Consider this example with two separate policies:
// Timeout policy,
// requests cancellation when the execution time exceeds a specified amount.
var timeoutPolicy = Policy.TimeoutAsync(3);
// Fallback policy
// If an exception of a specified type occurs during method execution,
// it will return a predefined result
var fallbackPolicy = Policy<string>
.Handle<SomeException>()
.Or<OperationCancelledException>()
.FallbackAsync("Fallback result");
The first one will just cancel the execution of a method as discussed earlier, while the other one is a bit more interesting – in case the method throws an exception with type SomeException
or OperationCancelledException
, it will return a predefined result "Fallback result"
instead. But what if we could combine these two? Can we do that? Easy!
var combined = fallbackPolicy.WrapAsync(timeoutPolicy);
var result = await combined.ExecuteAsync(...);
And that’s it, now we have a policy that will ether return the original result of a method, or a fallback result if the operation times out or throws SomeException
. The order of the wraps will actually affect the behavior, so make sure to pay close attention to it because it may give you unexpected results. In the example above – fallbackPolicy
is the outer one (will operate on the results returned or exceptions thrown by the timeoutPolicy
), and the timeoutPolicy
will operate on the results of the method passed to .ExecuteAsync(...)
.
Integrations with HttpClient
With Microsoft.Extensions.Http.Polly
package installed you can call .AddPolicyHandler(...)

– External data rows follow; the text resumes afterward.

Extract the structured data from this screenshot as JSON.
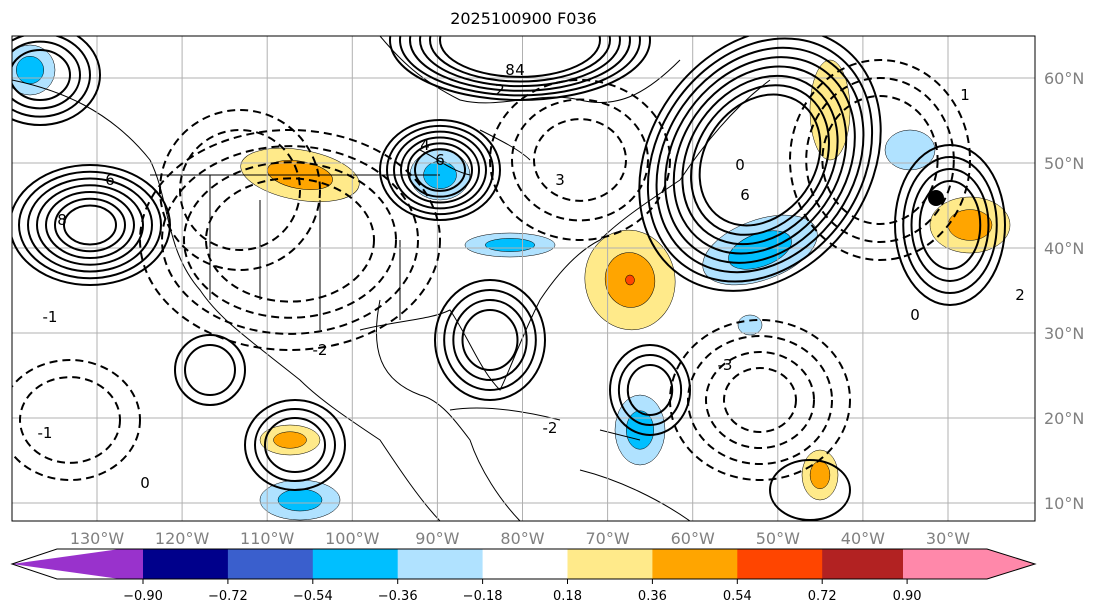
{
  "title": "2025100900 F036",
  "longitude_labels": [
    "130°W",
    "120°W",
    "110°W",
    "100°W",
    "90°W",
    "80°W",
    "70°W",
    "60°W",
    "50°W",
    "40°W",
    "30°W"
  ],
  "latitude_labels": [
    "60°N",
    "50°N",
    "40°N",
    "30°N",
    "20°N",
    "10°N"
  ],
  "colorbar": {
    "ticks": [
      "−0.90",
      "−0.72",
      "−0.54",
      "−0.36",
      "−0.18",
      "0.18",
      "0.36",
      "0.54",
      "0.72",
      "0.90"
    ],
    "colors": [
      "#9932cc",
      "#00008b",
      "#3a5fcd",
      "#00bfff",
      "#b0e2ff",
      "#ffffff",
      "#ffea8a",
      "#ffa500",
      "#ff4500",
      "#b22222",
      "#ff88aa"
    ]
  },
  "contour_labels": [
    "8",
    "6",
    "6",
    "4",
    "2",
    "0",
    "0",
    "0",
    "-1",
    "-1",
    "-2",
    "-2",
    "3",
    "-3",
    "1",
    "2",
    "4",
    "8",
    "6"
  ],
  "marker": "black-dot"
}
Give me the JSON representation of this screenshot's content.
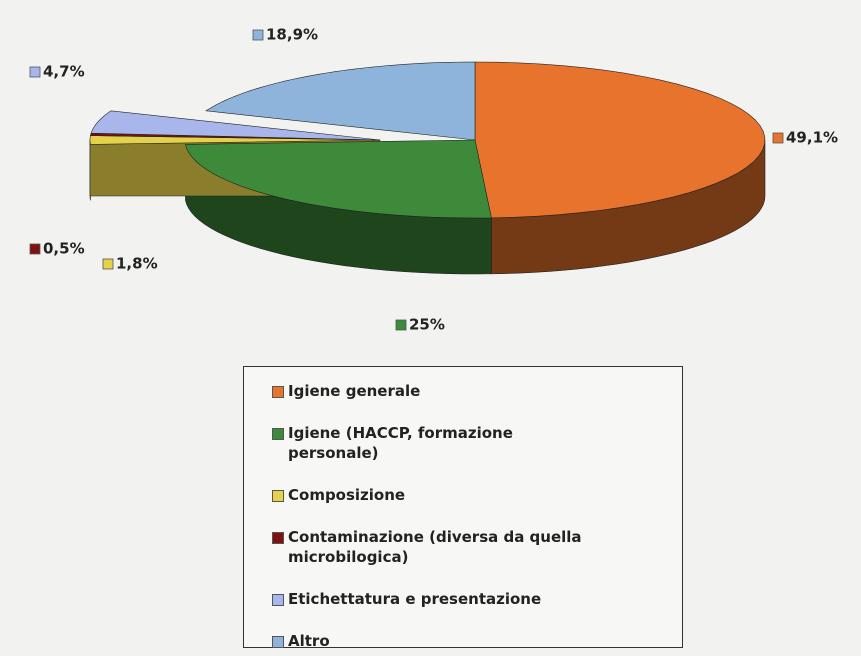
{
  "chart_data": {
    "type": "pie3d",
    "categories": [
      "Igiene generale",
      "Igiene (HACCP, formazione personale)",
      "Composizione",
      "Contaminazione (diversa da quella microbilogica)",
      "Etichettatura e presentazione",
      "Altro"
    ],
    "values": [
      49.1,
      25,
      1.8,
      0.5,
      4.7,
      18.9
    ],
    "value_labels": [
      "49,1%",
      "25%",
      "1,8%",
      "0,5%",
      "4,7%",
      "18,9%"
    ],
    "colors": [
      "#e8732c",
      "#3d8a3a",
      "#e6d24a",
      "#7e1212",
      "#a8b6ec",
      "#8fb4dc"
    ],
    "exploded": [
      false,
      false,
      true,
      true,
      true,
      false
    ],
    "legend": "bottom"
  }
}
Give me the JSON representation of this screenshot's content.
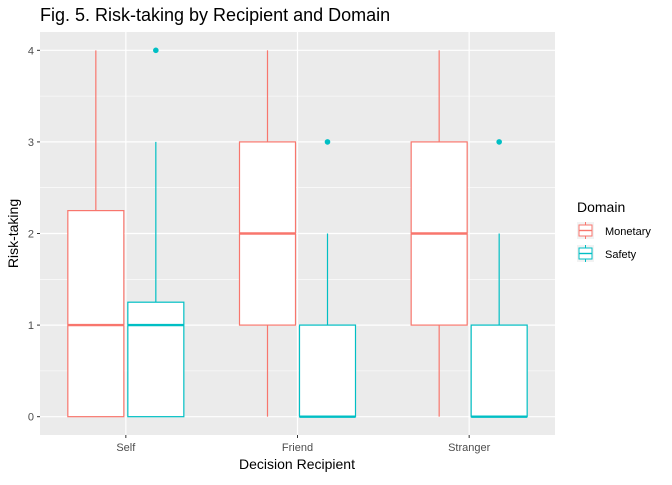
{
  "chart_data": {
    "type": "boxplot",
    "title": "Fig. 5. Risk-taking by Recipient and Domain",
    "xlabel": "Decision Recipient",
    "ylabel": "Risk-taking",
    "categories": [
      "Self",
      "Friend",
      "Stranger"
    ],
    "ylim": [
      -0.2,
      4.2
    ],
    "yticks": [
      0,
      1,
      2,
      3,
      4
    ],
    "grid": true,
    "legend": {
      "title": "Domain",
      "placement": "right",
      "entries": [
        "Monetary",
        "Safety"
      ]
    },
    "series": [
      {
        "name": "Monetary",
        "color": "#F8766D",
        "boxes": [
          {
            "category": "Self",
            "min": 0,
            "q1": 0,
            "median": 1,
            "q3": 2.25,
            "max": 4,
            "outliers": []
          },
          {
            "category": "Friend",
            "min": 0,
            "q1": 1,
            "median": 2,
            "q3": 3,
            "max": 4,
            "outliers": []
          },
          {
            "category": "Stranger",
            "min": 0,
            "q1": 1,
            "median": 2,
            "q3": 3,
            "max": 4,
            "outliers": []
          }
        ]
      },
      {
        "name": "Safety",
        "color": "#00BFC4",
        "boxes": [
          {
            "category": "Self",
            "min": 0,
            "q1": 0,
            "median": 1,
            "q3": 1.25,
            "max": 3,
            "outliers": [
              4
            ]
          },
          {
            "category": "Friend",
            "min": 0,
            "q1": 0,
            "median": 0,
            "q3": 1,
            "max": 2,
            "outliers": [
              3
            ]
          },
          {
            "category": "Stranger",
            "min": 0,
            "q1": 0,
            "median": 0,
            "q3": 1,
            "max": 2,
            "outliers": [
              3
            ]
          }
        ]
      }
    ]
  }
}
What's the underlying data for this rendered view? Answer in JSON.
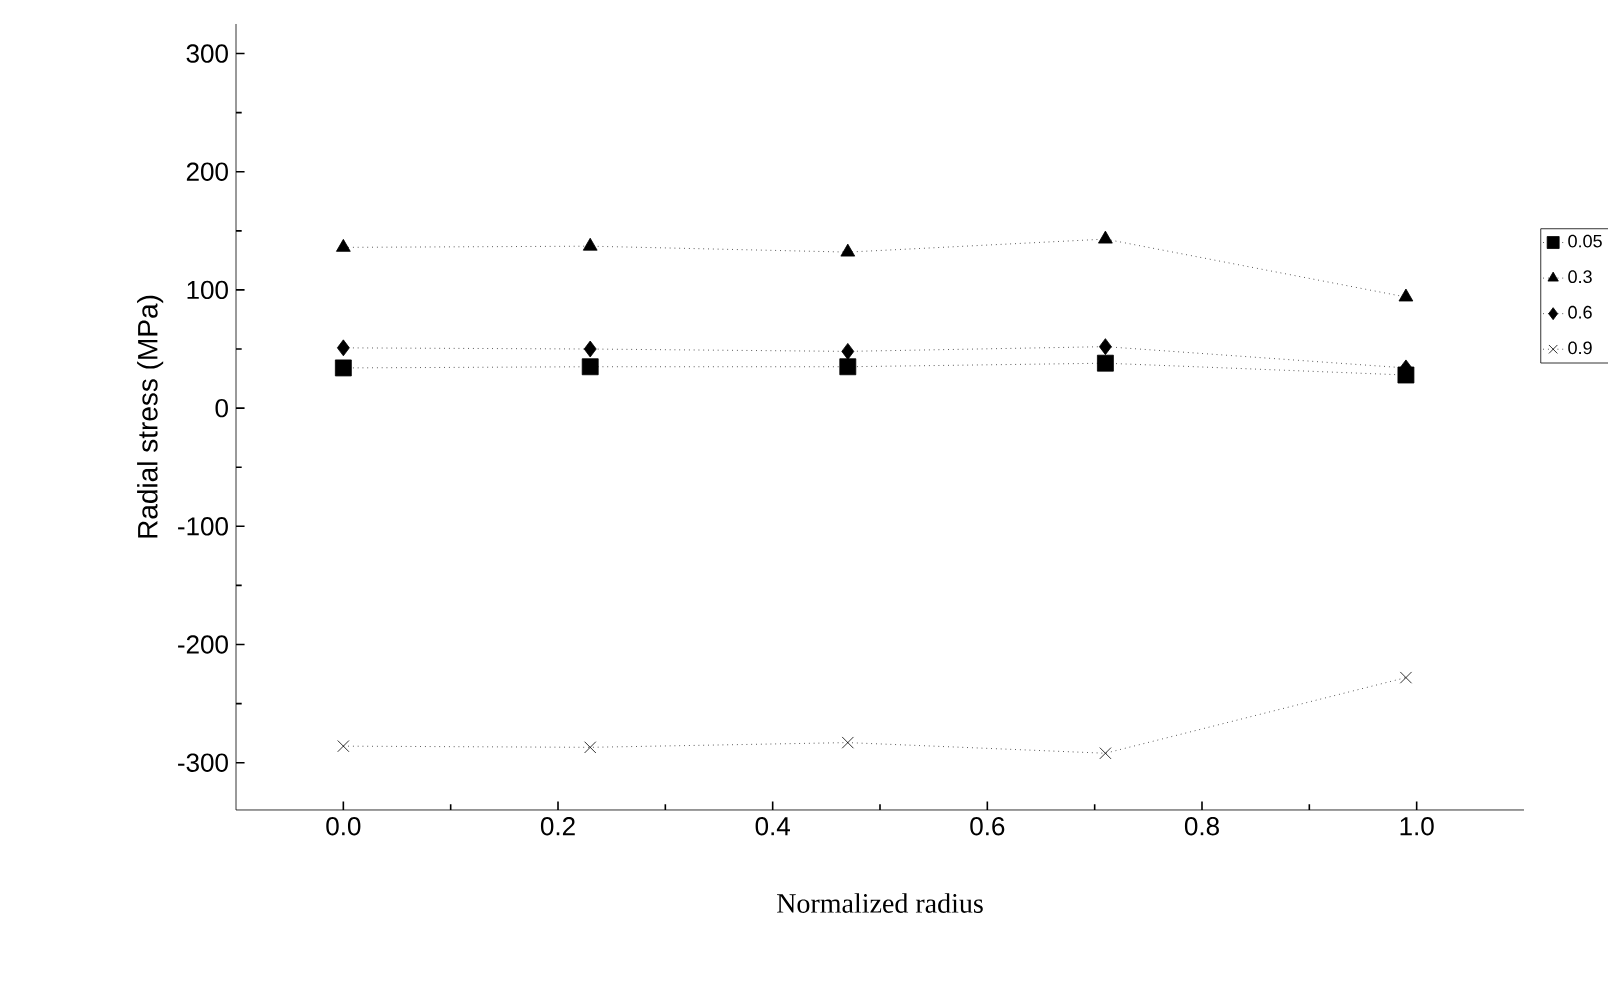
{
  "chart_data": {
    "type": "line",
    "xlabel": "Normalized radius",
    "ylabel": "Radial stress (MPa)",
    "x": [
      0,
      0.23,
      0.47,
      0.71,
      0.99
    ],
    "series": [
      {
        "name": "0.05",
        "color": "#000000",
        "marker": "square",
        "values": [
          34,
          35,
          35,
          38,
          28
        ]
      },
      {
        "name": "0.3",
        "color": "#000000",
        "marker": "triangle",
        "values": [
          136,
          137,
          132,
          143,
          94
        ]
      },
      {
        "name": "0.6",
        "color": "#000000",
        "marker": "diamond",
        "values": [
          51,
          50,
          48,
          52,
          34
        ]
      },
      {
        "name": "0.9",
        "color": "#000000",
        "marker": "cross",
        "values": [
          -286,
          -287,
          -283,
          -292,
          -228
        ]
      }
    ],
    "xlim": [
      -0.1,
      1.1
    ],
    "xticks": [
      {
        "value": 0,
        "label": "0.0"
      },
      0.2,
      0.4,
      0.6,
      0.8,
      {
        "value": 1,
        "label": "1.0"
      }
    ],
    "ylim": [
      -340,
      325
    ],
    "yticks": [
      -300,
      -200,
      -100,
      0,
      100,
      200,
      300
    ],
    "grid": false,
    "legend": "right",
    "line_style": "dotted"
  }
}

method on your IHttpClientBuilder
‘s to handle some trivial cases like responses with 5XX or 408 status codes and retry with a chosen strategy, lifting this concern from the layers that use these HttpClient
‘s. Polly.Extensions.Http
package even provides that behavior out of the box with it’s HttpPolicyExtensions.HandleTransientHttpError()
.
Some tools have built-in resilience mechanisms
Not only can you use Polly to get resilience, but if you look closely into some of the tools you are using already, you might discover that they provide resilience mechanisms too. One notable example of such mechanisms is available can be found in EF Core, when using MS SQL Server.
Let’s take a look at the configuration:
// Startup.cs from any ASP.NET Core Web API
public class Startup
{
// Other code ...
public IServiceProvider ConfigureServices(IServiceCollection services)
{
// ...
services.AddDbContext<CatalogContext>(options =>
{
options.UseSqlServer(Configuration["ConnectionString"],
sqlServerOptionsAction: sqlOptions =>
{
sqlOptions.EnableRetryOnFailure(
maxRetryCount: 10,
maxRetryDelay: TimeSpan.FromSeconds(30),
errorNumbersToAdd: null);
});
});
}
//...
}
In this example, connection will be reattempted no more than 10 times, with a maximum delay of 30 seconds. errorNumbersToAdd
specifies additional SQL Server error codes that will be handled by this retry policy.
Final thoughts
First and foremost – get to know your tools. Some of them already provide near effortless ways to improve your app stability.
Second – make sure to focus not only on the happy path of execution, but carefully plan the failure and graceful degradation strategies.
I hope that with this brief introduction to resilience policies I’ve persuaded you to go through your code and identify spots for potential improvement, where any potential errors are simply dismissed and not handled properly.